Atari 2600 bir LEGO seti olarak dönüyor
● 1982 yılında piyasaya sürülen ve toplamda 29 milyondan fazla satarak rekor kıran Atari 2600 oyun konsolu LEGO setine dönüştü. 1 Ağustos’ta satışa sunulacak set içeriğinde konsol, 1 joystick ve 3 oyun kartuşu bulunuyor. (ABD fiyatı 240 dolar)
● İsrail hükümeti 2021’de “Nimbus Projesi” adıyla 1.2 milyar dolar bütçeli bir bulut bilişim altyapısı kurmaya başlamıştı. Google ve Amazon ile ortaklaşa yürütülen çalışma kapsamında Google’ın İsrail’e Filistinlilere karşı kullanılacak ve insan haklarını ihlal eden bazı yapay zeka çözümleri sattığı ortaya çıktı.
● 2018 yılında Cambridge Analytica’nın Facebook’un göz yumması sayesinde sitenin milyonlarca üyesinden elde ettiği bilgileri istismar ederek Trump’ın ABD Başkanı olduğu seçimlerde ve “Brexit referandumu” sürecinde manipülasyon yaptığı ortaya çıkmıştı. Hemen ardından ABD Senatosu’nda ifade veren Facebook yöneticileri, komisyon üyelerinin konuyu tam kavrayamaması sebebiyle 5 milyar dolar tazminatla “paçayı kurtarmıştı”. Ancak bu hafta ABD’de hala sürmekte olan adli soruşturma kapsamında CEO Zuckerberg ve dönemin COO’su Sheryl Sandberg’in eylül ayında Federal Mahkeme’de 6 saat ifade vereceği ortaya çıktı.
● Meta (Facebook), Microsoft, Google, Amazon ve iki ABD kamu kurumu “artık saniye” uygulamasının sonlandırılmasını istiyor. 1972’de uygulamaya konulan ve Dünya’nın dönüş hızıyla saatleri senkronize eden “artık saniye”, şimdiye dek 27 defa kullanıldı. Karşı çıkan grubun gerekçesi bu uygulamanın zamana bağlı çalışan ağ bilgisayarlarını kesintiye uğratması ve iptal edilmesi durumunda kendi iddialarına göre en az 2 bin yıl sorun çıkarmayacak oluşu.

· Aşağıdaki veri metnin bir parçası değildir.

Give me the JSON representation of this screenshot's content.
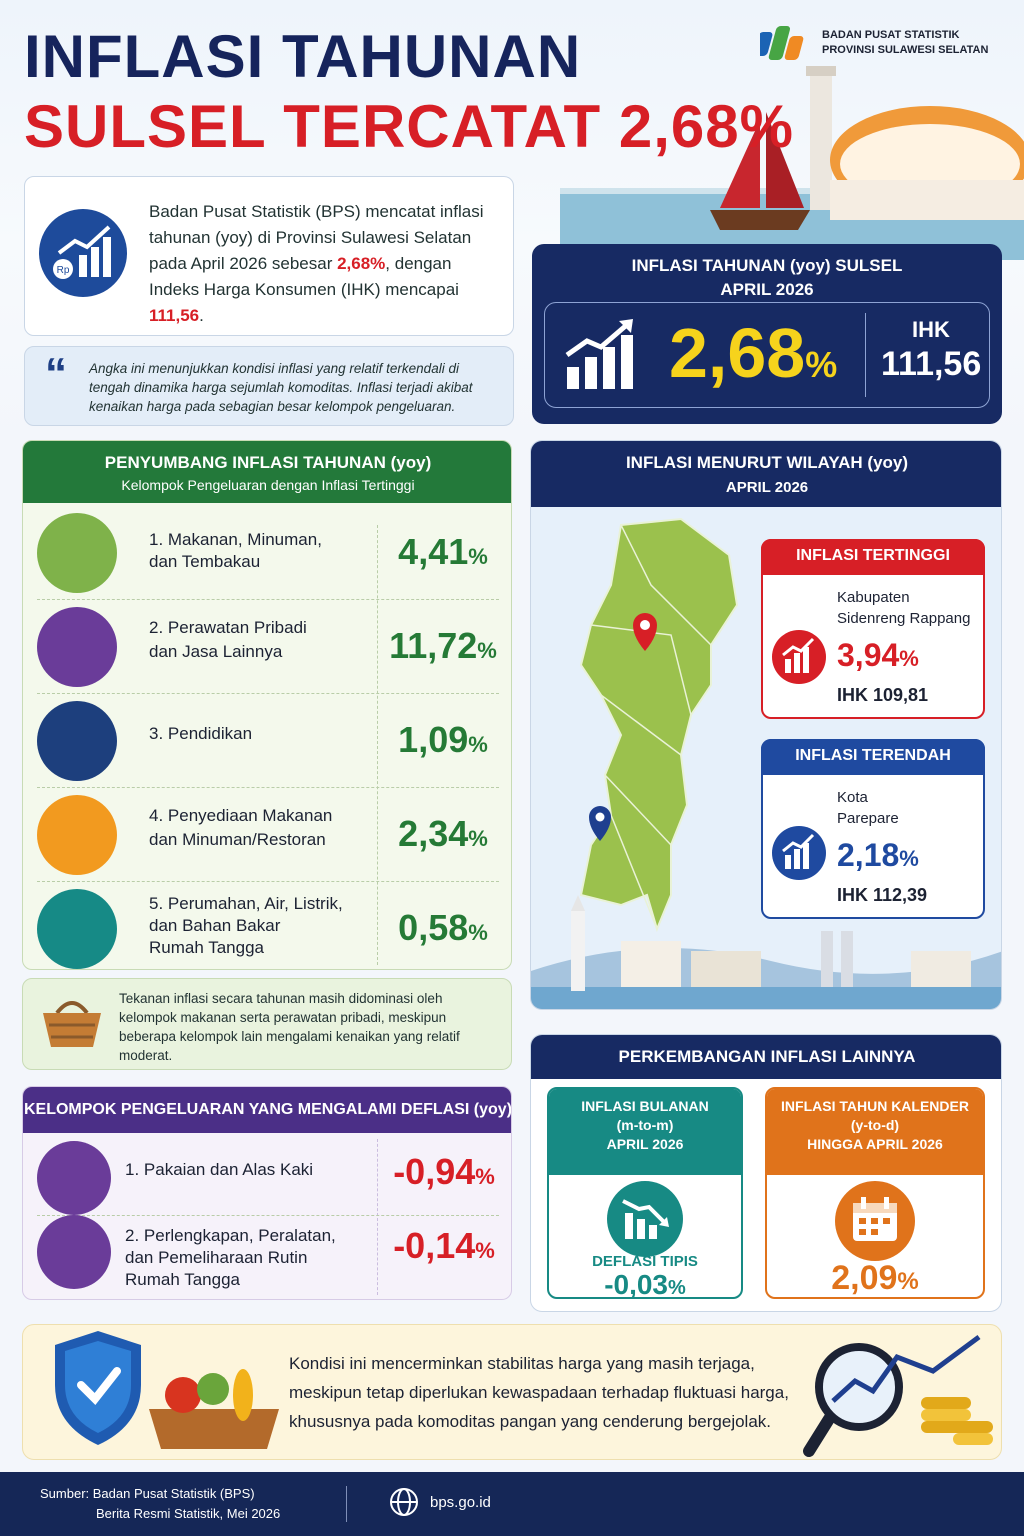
{
  "header": {
    "title_line1": "INFLASI TAHUNAN",
    "title_line2": "SULSEL TERCATAT 2,68%",
    "org_line1": "BADAN PUSAT STATISTIK",
    "org_line2": "PROVINSI SULAWESI SELATAN"
  },
  "intro": {
    "text_a": "Badan Pusat Statistik (BPS) mencatat inflasi tahunan (yoy) di Provinsi Sulawesi Selatan pada April 2026 sebesar ",
    "value_a": "2,68%",
    "text_b": ", dengan Indeks Harga Konsumen (IHK) mencapai ",
    "value_b": "111,56",
    "text_c": "."
  },
  "quote": {
    "text": "Angka ini menunjukkan kondisi inflasi yang relatif terkendali di tengah dinamika harga sejumlah komoditas. Inflasi terjadi akibat kenaikan harga pada sebagian besar kelompok pengeluaran."
  },
  "kpi": {
    "title": "INFLASI TAHUNAN (yoy) SULSEL",
    "period": "APRIL 2026",
    "value": "2,68",
    "unit": "%",
    "ihk_label": "IHK",
    "ihk_value": "111,56"
  },
  "contrib": {
    "title": "PENYUMBANG INFLASI TAHUNAN (yoy)",
    "subtitle": "Kelompok Pengeluaran dengan Inflasi Tertinggi",
    "items": [
      {
        "line1": "1. Makanan, Minuman,",
        "line2": "dan Tembakau",
        "line3": "",
        "value": "4,41",
        "color": "#7fb24a"
      },
      {
        "line1": "2. Perawatan Pribadi",
        "line2": "dan Jasa Lainnya",
        "line3": "",
        "value": "11,72",
        "color": "#6a3c99"
      },
      {
        "line1": "3. Pendidikan",
        "line2": "",
        "line3": "",
        "value": "1,09",
        "color": "#1d3f7d"
      },
      {
        "line1": "4. Penyediaan Makanan",
        "line2": "dan Minuman/Restoran",
        "line3": "",
        "value": "2,34",
        "color": "#f29a1f"
      },
      {
        "line1": "5. Perumahan, Air, Listrik,",
        "line2": "dan Bahan Bakar",
        "line3": "Rumah Tangga",
        "value": "0,58",
        "color": "#168a86"
      }
    ]
  },
  "note": {
    "text": "Tekanan inflasi secara tahunan masih didominasi oleh kelompok makanan serta perawatan pribadi, meskipun beberapa kelompok lain mengalami kenaikan yang relatif moderat."
  },
  "deflasi": {
    "title": "KELOMPOK PENGELUARAN YANG MENGALAMI DEFLASI (yoy)",
    "items": [
      {
        "line1": "1. Pakaian dan Alas Kaki",
        "line2": "",
        "line3": "",
        "value": "-0,94"
      },
      {
        "line1": "2. Perlengkapan, Peralatan,",
        "line2": "dan Pemeliharaan Rutin",
        "line3": "Rumah Tangga",
        "value": "-0,14"
      }
    ]
  },
  "wilayah": {
    "title": "INFLASI MENURUT WILAYAH (yoy)",
    "period": "APRIL 2026",
    "highest": {
      "label": "INFLASI TERTINGGI",
      "name1": "Kabupaten",
      "name2": "Sidenreng Rappang",
      "value": "3,94",
      "ihk": "IHK 109,81",
      "color": "#d71f26"
    },
    "lowest": {
      "label": "INFLASI TERENDAH",
      "name1": "Kota",
      "name2": "Parepare",
      "value": "2,18",
      "ihk": "IHK 112,39",
      "color": "#1f4aa0"
    }
  },
  "lainnya": {
    "title": "PERKEMBANGAN INFLASI LAINNYA",
    "mtm": {
      "l1": "INFLASI BULANAN",
      "l2": "(m-to-m)",
      "l3": "APRIL 2026",
      "status": "DEFLASI TIPIS",
      "value": "-0,03",
      "color": "#178a84"
    },
    "ytd": {
      "l1": "INFLASI TAHUN KALENDER",
      "l2": "(y-to-d)",
      "l3": "HINGGA APRIL 2026",
      "value": "2,09",
      "color": "#e0731b"
    }
  },
  "closing": {
    "text": "Kondisi ini mencerminkan stabilitas harga yang masih terjaga, meskipun tetap diperlukan kewaspadaan terhadap fluktuasi harga, khususnya pada komoditas pangan yang cenderung bergejolak."
  },
  "footer": {
    "source_line1": "Sumber: Badan Pusat Statistik (BPS)",
    "source_line2": "Berita Resmi Statistik, Mei 2026",
    "website": "bps.go.id"
  },
  "pct": "%"
}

● OpenAI tarafından geliştirilen DALL-E adlı algoritma, yazılı olarak tarif ettiğiniz şeyleri şaşırtıcı bir başarıyla resmederek “eserleştirme” yeteneğine sahip. Şirketin açıklamasında yakında halka açılacak hizmetin ilk ay ücretsiz olacağı, ardından aylık 60 esere kadar yine bedava olmakla birlikte 460 eserlik ek paket için 15 dolar ödenmesi gerekeceği belirtildi. En çok merak edilen sorunun yanıtı da geldi: Üretilen eserler, onu oluşturan kişinin mülkü olacak ve ticari amaçlarla kullanabilecek.
● Toplam 3 hektar alana sahip dünyanın en büyük “dikey tarlası” Dubai’de hizmete girdi. Kapalı alandaki bitkileri LED aydınlatmalı suni fotosentez ile destekleyecek ve kimyasal katkı kullanmayacak tesisin yılda 900 ton mahsul vermesi hedefleniyor.
● Almanya-ABD ortaklığındaki parça üreticisi ZF, araçlar için 80 derece dönebilen bir tekerlek sistemi icat etti. BMW i3 modelinde denenen sistem, aracın tur çapını 9.9 metreden 6.2 metreye indirdi.